Diante desse cenário, surge a dúvida: quando ocorre fraude com QR Code, a instituição financeira pode ser responsabilizada?

1. O QR Code facilita pagamentos, mas também amplia riscos

Essa tecnologia permite transferências rápidas e práticas.

É utilizada para:
• pagamentos instantâneos
• cobranças comerciais
• transferências entre usuários
• integração com aplicativos financeiros

Por sua agilidade, o sistema reduz etapas de verificação — o que pode ser explorado por fraudadores.

2. A fraude pode ocorrer de diversas formas

Os golpes com QR Code assumem diferentes estratégias.

Exemplos:
• substituição do código original por outro fraudulento
• envio de QR Code falso por mensagens ou redes sociais
• adulteração de materiais impressos ou digitais
• redirecionamento para contas de terceiros

Essas práticas dificultam a identificação imediata do problema.

3. O dever de segurança das instituições financeiras

Bancos e plataformas têm obrigação de adotar medidas de proteção.

Isso inclui:
• sistemas de detecção de transações suspeitas
• validação de dados do destinatário
• alertas ao usuário antes da confirmação
• mecanismos de rastreamento e bloqueio

A ausência ou falha nesses mecanismos pode gerar responsabilidade.

4. Responsabilidade pode ser objetiva

Em muitos casos, não é necessário provar culpa da instituição.

A responsabilização pode ocorrer quando:
• há falha na prestação do serviço
• o sistema não impede operações claramente suspeitas
• não há proteção adequada ao usuário

Nessas situações, o banco pode ser obrigado a reparar o prejuízo.

5. A conduta do cliente também é analisada

A responsabilidade não é automática em todos os casos.

Pode haver redução ou afastamento quando:
• o cliente não confere os dados do destinatário
• realiza pagamento sob pressão ou urgência
• ignora sinais claros de fraude

A análise considera o comportamento das duas partes.

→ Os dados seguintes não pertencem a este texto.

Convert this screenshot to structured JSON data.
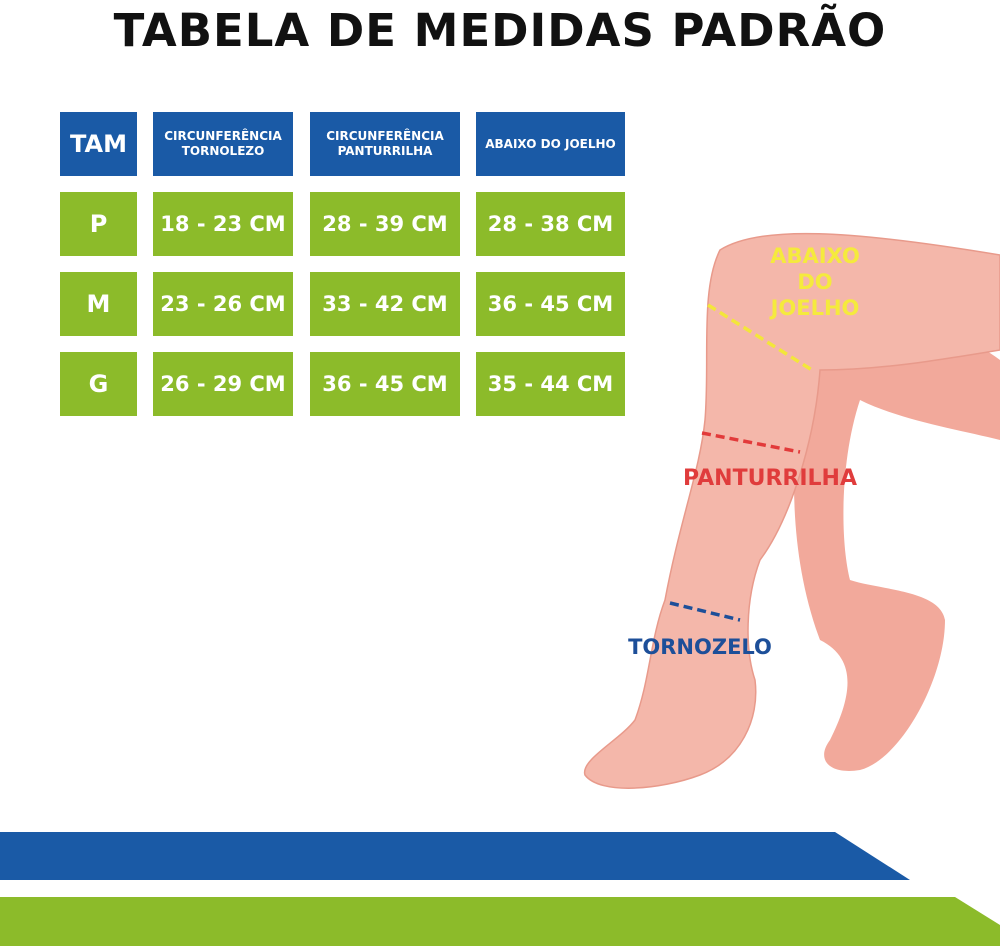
{
  "title": "TABELA DE MEDIDAS PADRÃO",
  "table": {
    "header": [
      "TAM",
      "CIRCUNFERÊNCIA TORNOLEZO",
      "CIRCUNFERÊNCIA PANTURRILHA",
      "ABAIXO DO JOELHO"
    ],
    "rows": [
      [
        "P",
        "18 - 23 CM",
        "28 - 39 CM",
        "28 - 38 CM"
      ],
      [
        "M",
        "23 - 26 CM",
        "33 - 42 CM",
        "36 - 45 CM"
      ],
      [
        "G",
        "26 - 29 CM",
        "36 - 45 CM",
        "35 - 44 CM"
      ]
    ]
  },
  "illustration": {
    "knee_label": "ABAIXO DO JOELHO",
    "calf_label": "PANTURRILHA",
    "ankle_label": "TORNOZELO"
  }
}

6. O que deve ser observado na prática

Situações que exigem atenção:
• QR Code recebido fora de canais oficiais
• divergência entre nome do destinatário e pagamento
• ausência de confirmação clara antes da transferência
• dificuldade de contestação após o pagamento

Nesses casos, pode haver falha de segurança.

Na prática

• Fraudes com QR Code são cada vez mais comuns
• Instituições têm dever de segurança nas operações
• A responsabilidade pode ser objetiva em caso de falha
• O comportamento do cliente também influencia a análise

A tecnologia de pagamento evoluiu, mas os riscos também. No caso de fraudes com QR Code, a responsabilidade jurídica depende da análise das medidas de segurança adotadas pela instituição e da conduta do usuário.

Quando há falha na proteção ou ausência de mecanismos adequados, o prejuízo pode ser atribuído ao banco ou à plataforma — reforçando a importância da segurança no ambiente digital.